1. Risk assessment of the physical and operational environment, the information technology that supports that environment and an analysis of the potential impact a disaster, emergency or other significant business interruption would have on critical functions in service delivery.

2. Procedure for the maintenance of communications, security controls and continued protection of confidential data and information contained in both electronic and hard copy formats, including alternate sites for facility operations, data operations and related functions.

3. Notification protocol for initiation of the plan and for continued communications between essential staff, stakeholders, the department and participants, including a regularly updated list of names and functions of essential emergency team members.

4. A recovery strategy to include restoration of normal operations and systems and notification protocol for staff, participants, other stakeholders and the department throughout the recovery process.
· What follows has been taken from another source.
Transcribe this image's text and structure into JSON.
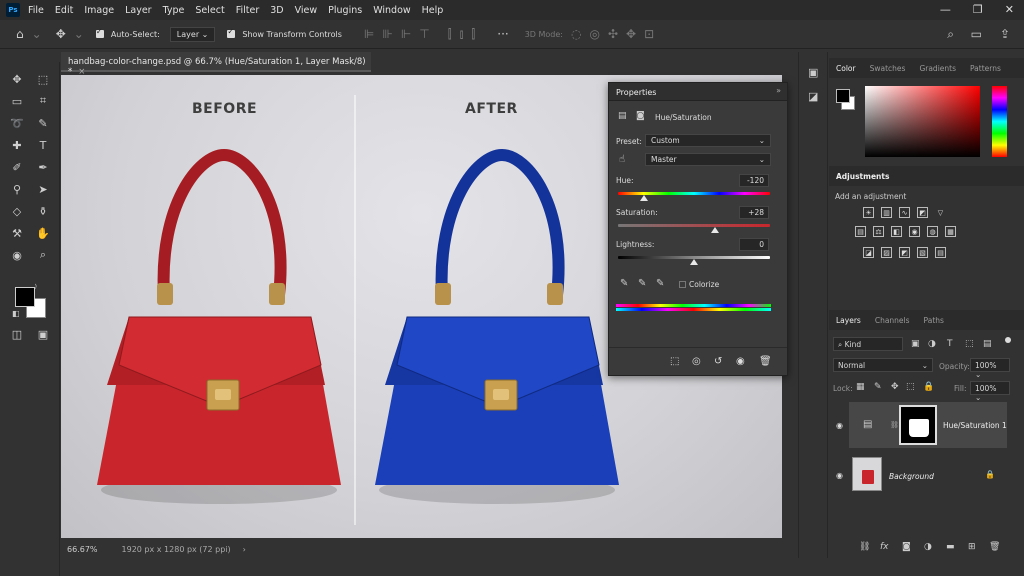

5. Annual schedule for training in emergency procedures for essential team members and staff, and inspection and testing of facilities and equipment both on-site and alternate or back-up facilities or equipment.

(5) Disenrollments:

(a) In order to disenroll a participant from the diversion program, the diversion provider must follow the requirements outlined in its contract with the department.

(b) Upon notification of a participant's death, the diversion provider must disenroll the participant and void any claims for the months following the participant's death. The diversion provider must notify the local offices of the Comprehensive Assessment and Review for Long-Term Care Services (CARES) and Department of Children and Family Services.
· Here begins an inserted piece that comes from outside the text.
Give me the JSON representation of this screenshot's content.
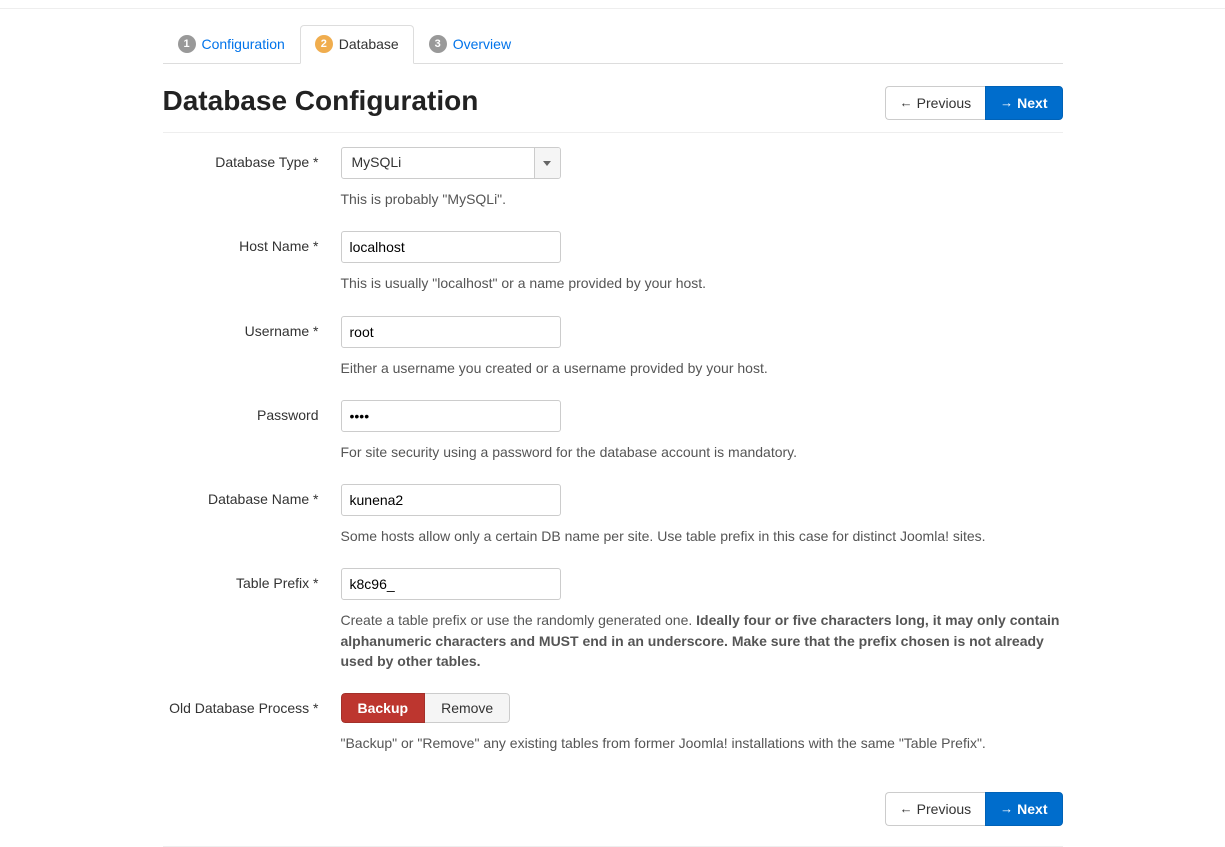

(c) The diversion provider must submit a copy of voluntary disenrollments to the local CARES office. In addition, the provider must submit all disenrollment transactions to the Medicaid fiscal agent via electronic submission or other method as set forth in its contract with the department.

(d) The CARES office must not accept disenrollment forms from anyone other than the participant's current diversion provider.

(e) The current diversion provider must continue to provide services to the participant until the documented effective date of disenrollment.